MAROC DIPLOMATIQUE : Lors d’un passage radio, il y a quelque temps, vous avez dit que « si le financement consacré à la lutte contre le sida n’augmente pas, il y aura un rebond et nous perdrons les bénéfices que nous avons acquis jusqu’à présent ». Où en est-on par rapport à la question du financement aujourd’hui ?

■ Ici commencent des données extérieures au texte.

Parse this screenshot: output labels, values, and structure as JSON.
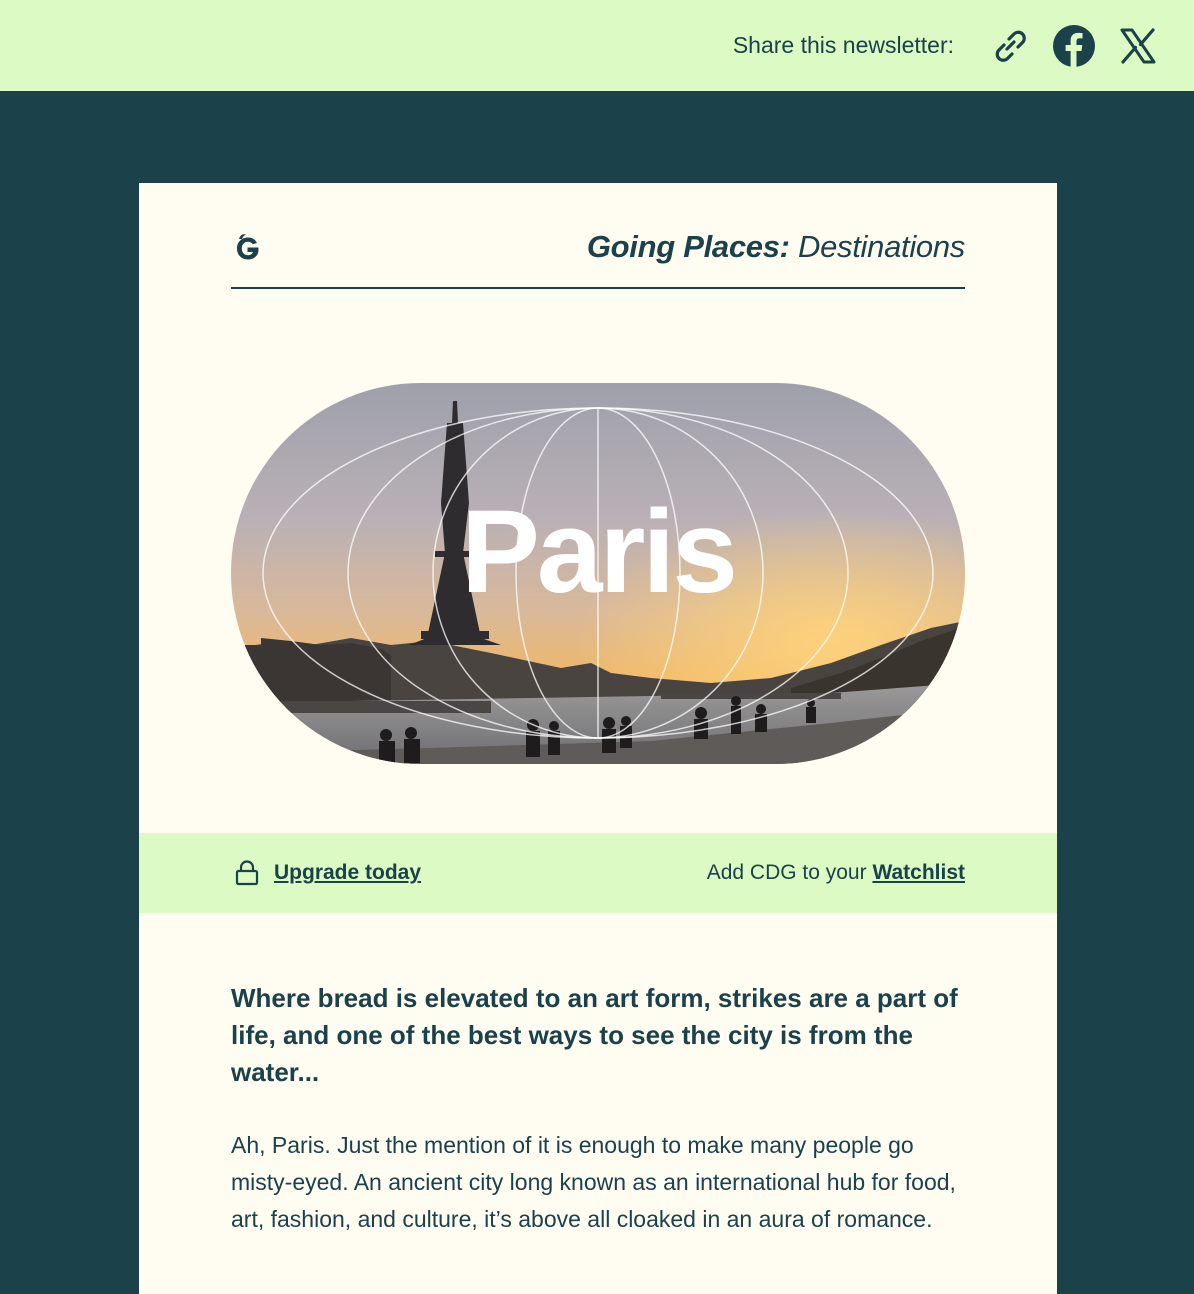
{
  "share": {
    "label": "Share this newsletter:",
    "icons": [
      "link-icon",
      "facebook-icon",
      "x-icon"
    ]
  },
  "masthead": {
    "title_bold": "Going Places:",
    "title_rest": " Destinations",
    "logo": "going-logo-icon"
  },
  "hero": {
    "city": "Paris"
  },
  "banner": {
    "upgrade_label": "Upgrade today",
    "watch_prefix": "Add CDG to your ",
    "watch_link": "Watchlist"
  },
  "article": {
    "headline": "Where bread is elevated to an art form, strikes are a part of life, and one of the best ways to see the city is from the water...",
    "intro": "Ah, Paris. Just the mention of it is enough to make many people go misty-eyed. An ancient city long known as an international hub for food, art, fashion, and culture, it’s above all cloaked in an aura of romance."
  },
  "colors": {
    "page_bg": "#1b414a",
    "accent_green": "#dcfac4",
    "card_bg": "#fffdf2",
    "text": "#1b414a"
  }
}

Hakima Himmich : Dans tous les pays d’Afrique et chez nous aussi, une grande partie de la lutte contre le sida est financée par les bailleurs de fonds internationaux et ces financements sont aujourd’hui menacés, parce qu’il y a une baisse globale du financement au niveau international et une réorientation vers la santé globale et probablement vers la covid-19, ce qui représente une réelle menace. En ce qui concerne le Maroc, certes le traitement est acheté par le ministère de la Santé, mais tout ce qui est prévention et une bonne partie du dépistage aussi sont financés par le fonds mondial de lutte contre le sida, la tuberculose et le paludisme. Ces financements sont destinés au ministère de la Santé qui reverse une partie aux associations. Quant à l’ALCS, une grande partie de son budget provient de ce fonds mondial, d’autres bailleurs de fonds internationaux et de Coalition Plus. Sans ces financements, il y aura certainement un recul dans la lutte contre le sida.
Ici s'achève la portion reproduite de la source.